I had not had the pleasure of viewing this movie prior to this point. I was aware of it but it had only recently struck me that, as an indisputable classic, I should probably give it a whirl. What struck me right away was how much I had missed not seeing Goodfellas earlier. It’s been parodied and redone but only now can I truly reflect and appreciate what an influence it was on media and our culture. What also struck me was the timeliness of the film. Viewing it on Blu-ray I’m sure it was in some way digitally enhanced, and while not a taxing film visually, it could just as easily been created today as it was in 1990. Also to this point was the surprising applicability in light of the “Jersey” movement, where the film highlighted the women’s lavish but incredibly tacky lifestyle choices from their homes, pets, clothing, and makeup. Same too with the men, all named “Pauly something something.” Same as it ever was.
The topical influence is rather apparent but the directorial influence deserves incredible credit as well. It goes without saying that Scoresese is an incredible filmmaker, and it’s telling in the shots that have been mimicked many times now. I’m thinking specifically of a scene where Henry is first taking Karen out on a date to the club. They skip the line and enter through the backdoor/kitchen. The one shot follows Henry and Karen through the halls and kitchen, eventually leading them to their table, capturing every interaction along the way no matter how subtle. It serves to establish Henry’s character for one as a strong, respected member of the family without cutting for even a moment to switch scenes. Scorsese pulls a similar move in introducing the family in the beginning; a one shot again from a first person perspective.

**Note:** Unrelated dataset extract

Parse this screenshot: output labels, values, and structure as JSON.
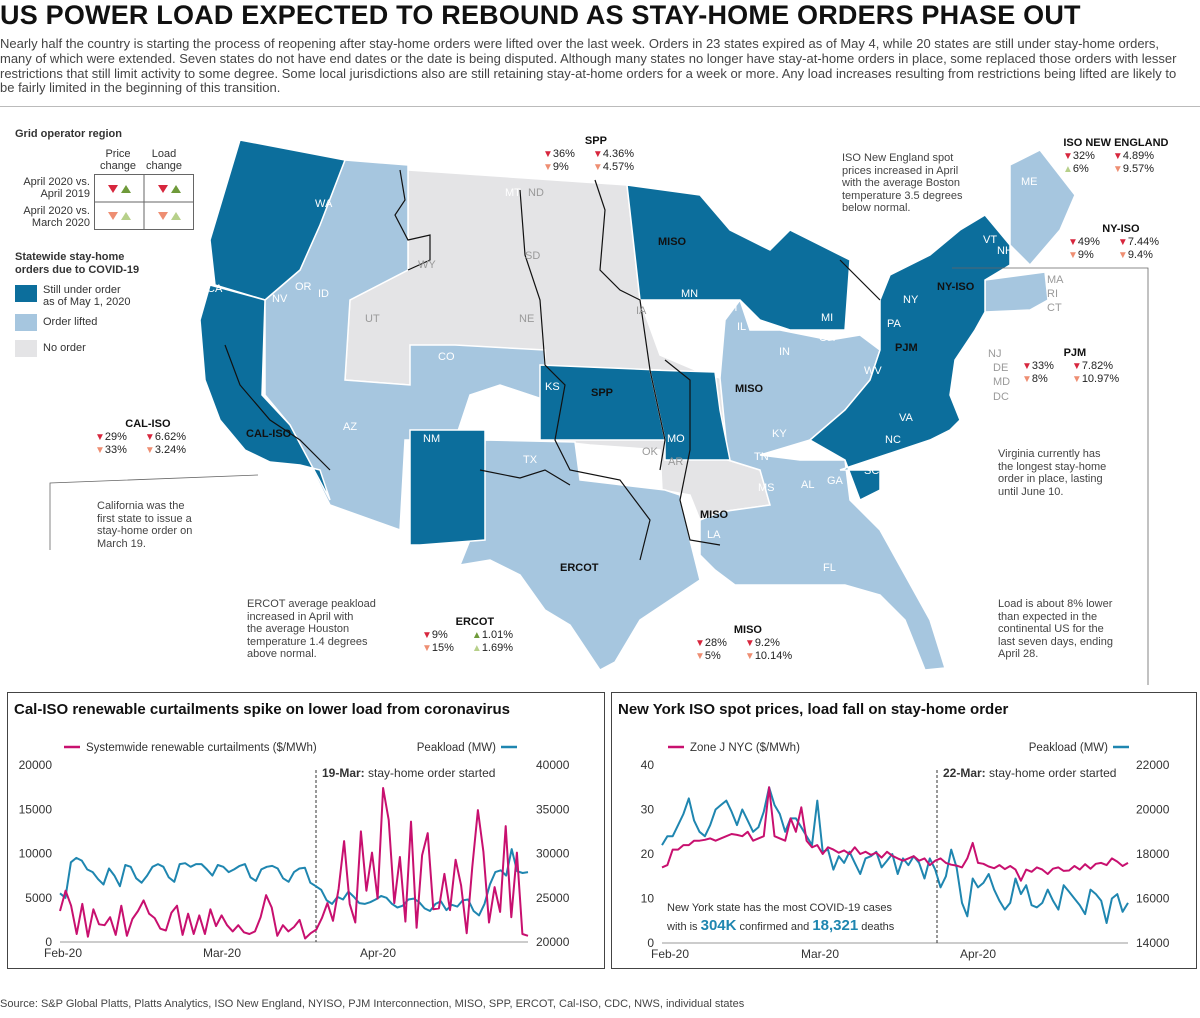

One piece of the film that initially captivated but eventually drew me out was the narration. I quickly became drawn into the film and into Henry’s character as Ray Liotta led the story. He has a great voice, one that always imparted a bit of youthfulness and innocence in spite of his actions. Unfortunately the film switches with Karen narrating for a short while. This would have been wonderful had the film continued to switch, with new characters taking the lead, discussing their thoughts and the current actions in relation to Henry; it did not, however. Henry, in stead, picks the narration back up which frankly just left me confused in hind sight. In the grand scheme, given Karen’s role, I’m not sure why she led the story for a short while.
The performances, across the board, were quite spectacular. De Niro and Pesci particularly. They not only embodied the mobster personality but both added lightness to the story. As much comic relief as was necessary, often times quickly countered by extreme violence, intensity, and often psychopathy, which in and of itself was fun and entertaining.
Beyond the narration, I found the story dragged. There was a point of transition, after which point it just repeated itself. It all eventually served into the climax but could have been cut into a tighter story.
Still, in my humble opinion, Goodfellas is a made movie.